Gene linked to body organ positioning

Primary ciliary diskinesia (PCD) can be caused by autosomal-recessive mutations in any one of a number of genes, including the gene encoding dynein, axonemal, heavy chain 5 (DNAH5). It is characterized by immotile or dysfunctional cilia, making individuals with PCD susceptible to chronic recurrent respiratory infections, and by situs inversus totalis, a condition distinguished by complete mirror-image reversal in the left-right positioning (situs) of organs of the body. Some individuals with PCD exhibit heterotaxy, a condition characterized by randomized left-right organ positioning. To determine whether genetic defects that lead to PCD are also responsible for heterotaxy, something that had not been previously established, Tan and colleagues analyzed a new strain of mice with a recessive mutation in Dnahc5, the mouse homolog of DNAH5 (pages 3742–3752). A substantial proportion of fetuses homozygous for the Dnahc5 mutation exhibited heterotaxy and, as observed in human heterotaxy syndromes, these embryos had variable combinations of complex structural heart defects. Further analysis confirmed that these mice are a robust model of PCD, indicating that a Dnahc5 mutation causing PCD-like disease in mice also can cause heterotaxy. These data led the authors to suggest that individuals with PCD should be assessed for heterotaxy and associated congenital heart defects and, conversely, that patients with heterotaxy should be evaluated for undiagnosed PCD. Such combined diagnoses would dictate very different clinical strategies that may improve outcome.

CD200 stifles antitumor immunity

The prognosis for individuals with metastatic melanoma (MM) is not good.
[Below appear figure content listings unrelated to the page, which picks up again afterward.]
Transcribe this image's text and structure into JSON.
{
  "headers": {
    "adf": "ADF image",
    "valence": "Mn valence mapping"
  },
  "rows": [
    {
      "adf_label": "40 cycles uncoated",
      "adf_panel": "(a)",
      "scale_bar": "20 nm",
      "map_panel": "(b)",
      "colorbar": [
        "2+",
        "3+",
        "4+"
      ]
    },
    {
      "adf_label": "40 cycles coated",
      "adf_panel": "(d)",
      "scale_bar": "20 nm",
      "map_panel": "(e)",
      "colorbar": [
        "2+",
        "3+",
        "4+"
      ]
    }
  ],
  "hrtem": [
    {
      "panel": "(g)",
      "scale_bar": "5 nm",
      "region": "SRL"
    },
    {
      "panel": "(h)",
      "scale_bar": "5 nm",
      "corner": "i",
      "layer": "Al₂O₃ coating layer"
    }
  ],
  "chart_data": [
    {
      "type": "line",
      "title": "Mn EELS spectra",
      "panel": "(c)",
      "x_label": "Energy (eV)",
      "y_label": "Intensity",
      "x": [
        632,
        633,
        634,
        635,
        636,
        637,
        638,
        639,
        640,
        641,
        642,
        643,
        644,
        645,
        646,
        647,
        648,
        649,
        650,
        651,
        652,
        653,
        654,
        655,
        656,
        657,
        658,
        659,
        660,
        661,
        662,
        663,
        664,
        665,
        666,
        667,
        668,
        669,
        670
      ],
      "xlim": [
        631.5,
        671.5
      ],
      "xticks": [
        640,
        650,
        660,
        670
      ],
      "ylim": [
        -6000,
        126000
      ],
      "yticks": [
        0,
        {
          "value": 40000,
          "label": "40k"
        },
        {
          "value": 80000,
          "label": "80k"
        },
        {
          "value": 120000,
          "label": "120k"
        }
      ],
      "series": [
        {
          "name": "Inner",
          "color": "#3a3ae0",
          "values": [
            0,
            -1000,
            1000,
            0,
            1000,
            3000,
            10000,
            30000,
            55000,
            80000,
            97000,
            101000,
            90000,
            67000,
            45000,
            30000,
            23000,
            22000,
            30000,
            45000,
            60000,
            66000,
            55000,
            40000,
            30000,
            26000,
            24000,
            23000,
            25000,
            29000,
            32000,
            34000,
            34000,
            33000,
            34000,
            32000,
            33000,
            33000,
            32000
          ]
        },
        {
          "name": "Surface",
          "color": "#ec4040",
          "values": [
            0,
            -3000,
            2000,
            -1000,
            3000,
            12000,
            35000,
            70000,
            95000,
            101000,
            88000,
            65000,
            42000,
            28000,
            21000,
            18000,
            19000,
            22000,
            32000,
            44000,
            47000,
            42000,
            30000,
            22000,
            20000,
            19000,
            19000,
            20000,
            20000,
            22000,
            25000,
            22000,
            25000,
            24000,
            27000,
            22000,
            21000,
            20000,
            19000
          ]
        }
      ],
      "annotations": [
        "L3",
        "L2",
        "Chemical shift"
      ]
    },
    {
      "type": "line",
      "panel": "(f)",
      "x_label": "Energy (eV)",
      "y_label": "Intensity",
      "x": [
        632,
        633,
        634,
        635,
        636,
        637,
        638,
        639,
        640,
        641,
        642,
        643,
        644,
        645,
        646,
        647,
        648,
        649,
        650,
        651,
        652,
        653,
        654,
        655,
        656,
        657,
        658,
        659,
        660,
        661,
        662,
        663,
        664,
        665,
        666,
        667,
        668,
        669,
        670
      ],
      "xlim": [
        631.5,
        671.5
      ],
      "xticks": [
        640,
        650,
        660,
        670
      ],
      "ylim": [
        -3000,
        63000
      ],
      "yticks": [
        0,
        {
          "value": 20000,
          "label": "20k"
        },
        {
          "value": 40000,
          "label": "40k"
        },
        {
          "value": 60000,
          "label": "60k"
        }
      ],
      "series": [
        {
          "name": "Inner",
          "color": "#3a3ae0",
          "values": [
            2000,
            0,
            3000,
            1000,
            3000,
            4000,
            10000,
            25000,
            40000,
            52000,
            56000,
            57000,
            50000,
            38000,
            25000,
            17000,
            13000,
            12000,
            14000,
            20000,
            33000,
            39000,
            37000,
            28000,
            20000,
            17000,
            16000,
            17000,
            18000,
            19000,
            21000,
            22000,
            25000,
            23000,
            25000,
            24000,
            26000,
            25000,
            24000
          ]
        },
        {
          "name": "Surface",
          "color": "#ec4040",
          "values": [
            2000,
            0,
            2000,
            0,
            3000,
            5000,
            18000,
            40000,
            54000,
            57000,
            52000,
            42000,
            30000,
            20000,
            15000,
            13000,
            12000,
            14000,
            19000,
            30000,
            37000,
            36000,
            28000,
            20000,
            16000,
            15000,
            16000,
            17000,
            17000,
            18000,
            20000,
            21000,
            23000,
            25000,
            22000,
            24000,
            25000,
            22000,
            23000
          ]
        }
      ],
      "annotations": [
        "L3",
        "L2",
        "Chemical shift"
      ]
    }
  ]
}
Therapeutic strategies to enhance the immune response have some clinical benefit; however, most patients eventually succumb to progressive disease, in part because their DCs fail to sustain an effective antitumor T cell response. In this issue (pages 3922–3929), Petermann and colleagues have identified one mechanism that represses DC function in MM. Expression of CD200 mRNA and protein was higher in human melanoma cell lines expressing high levels of phosphorylated ERK and in resected human melanomas than in normal human melanocytes, human melanoma cell lines expressing low levels of phosphorylated ERK, and other solid tumors. Consistent with this, expression of CD200 was regulated by the N-RAS/B-RAF/MEK/ERK/MAPK signaling pathway, which is aberrantly activated in approximately 80% of MMs. In vitro analysis indicated the potential functional significance of high levels of CD200 expression — it enabled melanoma cell lines to repress DC activation of antitumor T cell responses. The authors therefore suggested that targeting the interaction between CD200 and its receptor might provide a new strategy for the treatment of MM.